Not room for monorail and Milford tunnel – promoter


The developer promoting a Fiordland monorail says he’d fold his cards if the proposed Milford Dart tunnel was built first.

Fiordland Link Experience’s Bob Robertson is promoting a catamaran/all-terrain vehicle/monorail trip from Queenstown to Lake Te Anau, as an alternative to the longer road trip to Milford.

Robertson says the chances of both the $175 million 43km monorail and $170m 11km tunnel being built are financially remote.

“This is going to be immensely difficult for any of the two operations to get across the line, you just increase that exponentially with two.

“I would fold my cards if [the tunnel developers] were going to actually do it first, and I think, behind the scenes, if we did it first they’d have to consider [pulling out].

“Anyone who tells you differently is pipe-dreaming – it’s very difficult unless you’ve got $100 million or $200m spare in your back pocket.”

Robertson says Fiordland Link Experience would halve the bus journey from Queenstown to Te Anau Downs but still be a slower way to Milford than the proposed tunnel, connecting the Routeburn with the Hollyford valleys.

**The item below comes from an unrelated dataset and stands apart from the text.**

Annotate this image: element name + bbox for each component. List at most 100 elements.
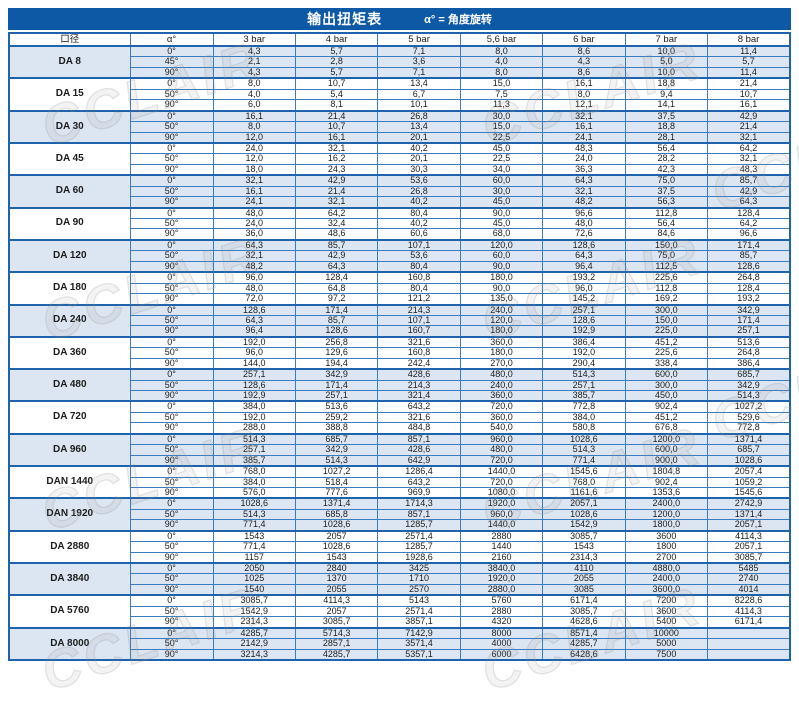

“We’re not interested in the speed, we’re the experience,” he says.

Robertson says his trip connects Lakes Wakatipu and Te Anau.

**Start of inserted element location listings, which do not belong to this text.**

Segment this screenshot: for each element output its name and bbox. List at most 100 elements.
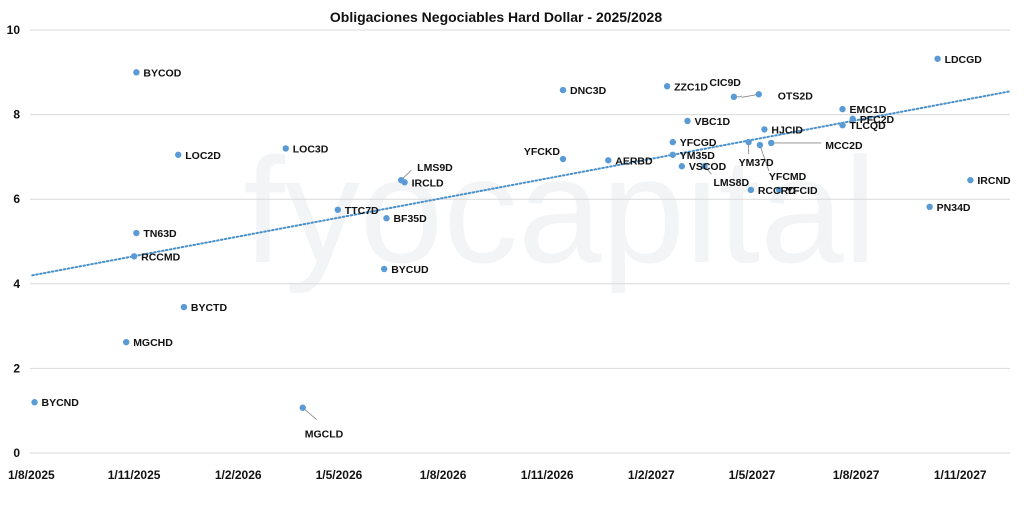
data-point-pn34d (926, 203, 933, 211)
data-point-emc1d (839, 105, 846, 113)
data-point-hjcid (761, 126, 768, 133)
data-point-tn63d (133, 229, 140, 237)
point-label-tn63d: TN63D (143, 228, 177, 240)
data-point-zzc1d (663, 83, 671, 90)
point-label-mgcld: MGCLD (305, 429, 344, 441)
data-point-mgchd (122, 338, 130, 346)
trendline-layer (31, 90, 1011, 277)
y-tick-label-0: 0 (13, 446, 20, 460)
point-labels-layer: BYCND MGCHD RCCMD BYCOD TN63D BYCTD LOC2D LOC3D… (42, 54, 1012, 441)
point-label-dnc3d: DNC3D (570, 85, 607, 97)
point-label-loc2d: LOC2D (185, 150, 221, 162)
data-point-ircld (401, 179, 408, 186)
point-label-hjcid: HJCID (771, 124, 803, 136)
point-label-ym35d: YM35D (680, 150, 715, 162)
point-label-tlcqd: TLCQD (850, 120, 887, 132)
data-point-dnc3d (559, 86, 567, 94)
data-point-bycnd (31, 399, 38, 406)
point-label-mcc2d: MCC2D (825, 140, 863, 152)
point-label-lms8d: LMS8D (713, 177, 749, 189)
data-point-rccrd (747, 186, 755, 194)
data-point-ym35d (669, 151, 676, 158)
data-point-byctd (180, 303, 188, 311)
y-tick-label-2: 2 (13, 361, 20, 375)
point-label-ttc7d: TTC7D (345, 205, 379, 217)
point-label-ots2d: OTS2D (778, 90, 813, 102)
leader-line-yfcmd (759, 144, 770, 172)
x-tick-label-10: 1/11/2027 (934, 468, 987, 482)
data-point-bycod (133, 69, 140, 76)
point-label-bycod: BYCOD (143, 67, 181, 79)
point-label-cic9d: CIC9D (709, 77, 741, 89)
data-point-vscod (678, 163, 686, 170)
y-tick-label-10: 10 (7, 23, 21, 37)
data-point-bf35d (383, 215, 390, 222)
x-tick-label-8: 1/5/2027 (729, 468, 776, 482)
data-point-ircnd (967, 176, 974, 184)
x-tick-label-1: 1/8/2025 (8, 468, 55, 482)
x-tick-label-4: 1/5/2026 (316, 468, 363, 482)
x-tick-label-3: 1/2/2026 (215, 468, 262, 482)
data-point-ym37d (745, 138, 752, 146)
point-label-yfcgd: YFCGD (680, 137, 717, 149)
data-point-ttc7d (334, 206, 342, 213)
point-label-loc3d: LOC3D (293, 143, 329, 155)
point-label-aerbd: AERBD (615, 155, 653, 167)
y-tick-label-4: 4 (13, 277, 20, 291)
point-label-pn34d: PN34D (937, 202, 971, 214)
point-label-yfcid: YFCID (786, 185, 818, 197)
data-point-lms8d (701, 163, 708, 170)
x-tick-label-2: 1/11/2025 (108, 468, 161, 482)
point-label-emc1d: EMC1D (850, 104, 887, 116)
data-point-mcc2d (768, 139, 775, 147)
point-label-mgchd: MGCHD (133, 337, 173, 349)
data-point-cic9d (730, 93, 738, 101)
point-label-yfcmd: YFCMD (769, 171, 807, 183)
data-point-rccmd (130, 253, 138, 260)
ticks-layer: 0 2 4 6 8 10 1/8/2025 1/11/2025 1/2/2026 1/5/2026… (7, 23, 987, 482)
point-label-ym37d: YM37D (739, 157, 774, 169)
data-point-yfcgd (669, 138, 676, 146)
data-point-pfc2d (849, 115, 856, 123)
data-point-bycud (381, 265, 388, 273)
point-label-ircld: IRCLD (412, 177, 444, 189)
watermark-text: fyocapital (243, 126, 877, 294)
trendline (31, 90, 1011, 277)
point-label-rccmd: RCCMD (141, 251, 180, 263)
data-point-ldcgd (934, 55, 941, 62)
x-tick-label-9: 1/8/2027 (833, 468, 880, 482)
data-point-yfckd (559, 155, 567, 163)
x-tick-label-6: 1/11/2026 (521, 468, 574, 482)
y-tick-label-6: 6 (13, 192, 20, 206)
point-label-ldcgd: LDCGD (945, 54, 983, 66)
point-label-pfc2d: PFC2D (860, 114, 895, 126)
chart-title: Obligaciones Negociables Hard Dollar - 2… (330, 9, 662, 25)
y-tick-label-8: 8 (13, 108, 20, 122)
data-point-yfcid (775, 186, 783, 194)
point-label-zzc1d: ZZC1D (674, 81, 708, 93)
data-point-loc3d (282, 145, 289, 152)
x-tick-label-7: 1/2/2027 (628, 468, 675, 482)
point-label-bycud: BYCUD (391, 264, 429, 276)
points-layer (31, 55, 974, 411)
point-label-vscod: VSCOD (689, 161, 727, 173)
data-point-tlcqd (839, 121, 846, 129)
point-label-rccrd: RCCRD (758, 185, 796, 197)
point-label-ircnd: IRCND (977, 175, 1011, 187)
grid-layer (30, 29, 1010, 454)
point-label-lms9d: LMS9D (417, 162, 453, 174)
data-point-mgcld (299, 404, 306, 411)
point-label-bf35d: BF35D (393, 213, 427, 225)
point-label-vbc1d: VBC1D (694, 116, 730, 128)
data-point-yfcmd (756, 141, 764, 149)
data-point-ots2d (755, 91, 762, 98)
point-label-byctd: BYCTD (191, 302, 228, 314)
point-label-bycnd: BYCND (42, 397, 80, 409)
data-point-aerbd (605, 157, 612, 164)
point-label-yfckd: YFCKD (524, 146, 561, 158)
data-point-vbc1d (684, 117, 691, 125)
data-point-loc2d (175, 151, 182, 158)
x-tick-label-5: 1/8/2026 (420, 468, 467, 482)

“Milford is the secondary part but it makes our operation viable.”

Robertson says his Riverstone Holdings would spend about $3 million a year marketing its venture, and $4m in the first year.

“That $3m will grow the pie incrementally.

“What I would like to see is three new initiatives in New Zealand, equivalent in size to the monorail.

“Then we’ve got a real marketing push so we can drag people away from new markets like Brazil, Mexico, etc, that are putting money into infrastructure enabling tourists to experience the country better.”

Robertson notes either of Milford’s two big boat operators, Real Journeys and Southern Discoveries, could end up running the catamaran from Queenstown to Mt Nicholas.

The monorail proponents had already spent $5m planning their venture, he says.

Department of Conservation approved in principle the granting of a concession easement for the monorail in December.

That’s open for public submissions till March 19.

Robertson visited Queenstown yesterday (Tuesday) to address a public meeting.

At earliest, he says it will take two and a half years for the venture to be up and running.